Die gebetsmühlenartig verbreitete Propaganda, der "saubere Sport" diene dem "Schutz der Athleten", hat die Nationale Anti-Doping Agentur (NADA) selbst ad absurdum geführt. So wurde das von Eisschnelläuferin Claudia Pechstein eingereichte Konzept einer Langzeitstudie von der vermeintlich "unabhängigen" Agentur abgelehnt. Die gesperrte Olympiasiegerin hatte gehofft, mit der Studie ihre schwankenden und erhöhten Retikulozytenwerte (Vorstufe der roten Blutkörperchen), die verdachtsmedizinisch inkriminiert, aber wissenschaftlich bislang nicht erklärt werden können, auf natürliche Ursachen zurückführen zu können. Doch die NADA verweigert Pechstein die Hilfestellung.

"Vertreter der NADA haben in einem Gespräch mit Claudia Pechstein Argumente für und wider die von ihr vorgeschlagene Langzeitstudie und deren Begleitung durch die NADA ausgetauscht. Dabei ist einvernehmlich festgestellt worden, dass die Sportlerin sich einer vollständigen Quarantäne über mehrere Wochen nicht unterziehen kann, und dass die Nada auch keine lückenlose Überwachung über einen längeren Zeitraum gewährleisten könnte", heißt es in der offiziellen Mitteilung der NADA. "Schlussfolgerungen aus einer solchen Testserie würden aber voraussetzen, dass jedwede Manipulation von vornherein absolut ausgeschlossen werden könnte. Die Langzeitstudie ist damit gegenstandslos geworden", erklärt die NADA.

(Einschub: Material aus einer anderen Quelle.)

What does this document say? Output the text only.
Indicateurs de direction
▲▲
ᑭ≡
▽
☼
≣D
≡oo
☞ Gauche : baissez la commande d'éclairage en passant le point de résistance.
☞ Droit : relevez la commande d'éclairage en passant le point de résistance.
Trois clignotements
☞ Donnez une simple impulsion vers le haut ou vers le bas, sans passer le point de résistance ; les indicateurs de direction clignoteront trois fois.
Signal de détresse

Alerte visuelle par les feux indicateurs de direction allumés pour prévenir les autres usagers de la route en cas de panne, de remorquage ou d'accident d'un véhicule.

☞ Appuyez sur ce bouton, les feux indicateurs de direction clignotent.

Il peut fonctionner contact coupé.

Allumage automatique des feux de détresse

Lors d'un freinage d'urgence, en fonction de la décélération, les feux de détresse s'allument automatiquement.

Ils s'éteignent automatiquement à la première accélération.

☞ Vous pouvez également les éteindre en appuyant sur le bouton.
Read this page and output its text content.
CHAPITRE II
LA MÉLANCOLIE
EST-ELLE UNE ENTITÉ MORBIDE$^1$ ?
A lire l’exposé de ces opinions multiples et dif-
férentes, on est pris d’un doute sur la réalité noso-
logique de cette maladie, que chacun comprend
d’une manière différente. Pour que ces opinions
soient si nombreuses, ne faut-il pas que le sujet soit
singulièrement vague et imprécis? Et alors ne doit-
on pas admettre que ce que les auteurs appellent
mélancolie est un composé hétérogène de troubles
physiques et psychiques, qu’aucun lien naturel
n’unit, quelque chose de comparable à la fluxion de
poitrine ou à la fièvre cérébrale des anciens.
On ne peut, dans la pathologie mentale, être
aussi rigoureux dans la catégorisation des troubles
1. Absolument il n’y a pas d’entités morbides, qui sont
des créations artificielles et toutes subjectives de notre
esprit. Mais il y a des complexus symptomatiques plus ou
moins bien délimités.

Obwohl Claudia Pechstein sich ausdrücklich dazu bereiterklärt hatte, sich zum Kontrollobjekt von Medizin und Wissenschaft zu machen, deren Vertreter überhaupt kein Problem damit haben, des Dopings bezichtigte und vor dem beruflichen und sozialen Ruin stehende Menschen einer mehrere Wochen andauernden Quarantäne rund um die Uhr auszusetzen (siehe die anfängliche Beteiligung der Dopingjäger Werner Franke (Heidelberg) und Fritz Sörgel (Nürnberg) an der Langzeitstudie), schützte die NADA auch humane Beweggründe für die Ablehnung vor. "Eine solche Überwachung kann man auch keinem Menschen zumuten", sagte NADA-Justiziarin Anja Berninger nach einem Bericht des Tagesspiegel (12.9.09, online).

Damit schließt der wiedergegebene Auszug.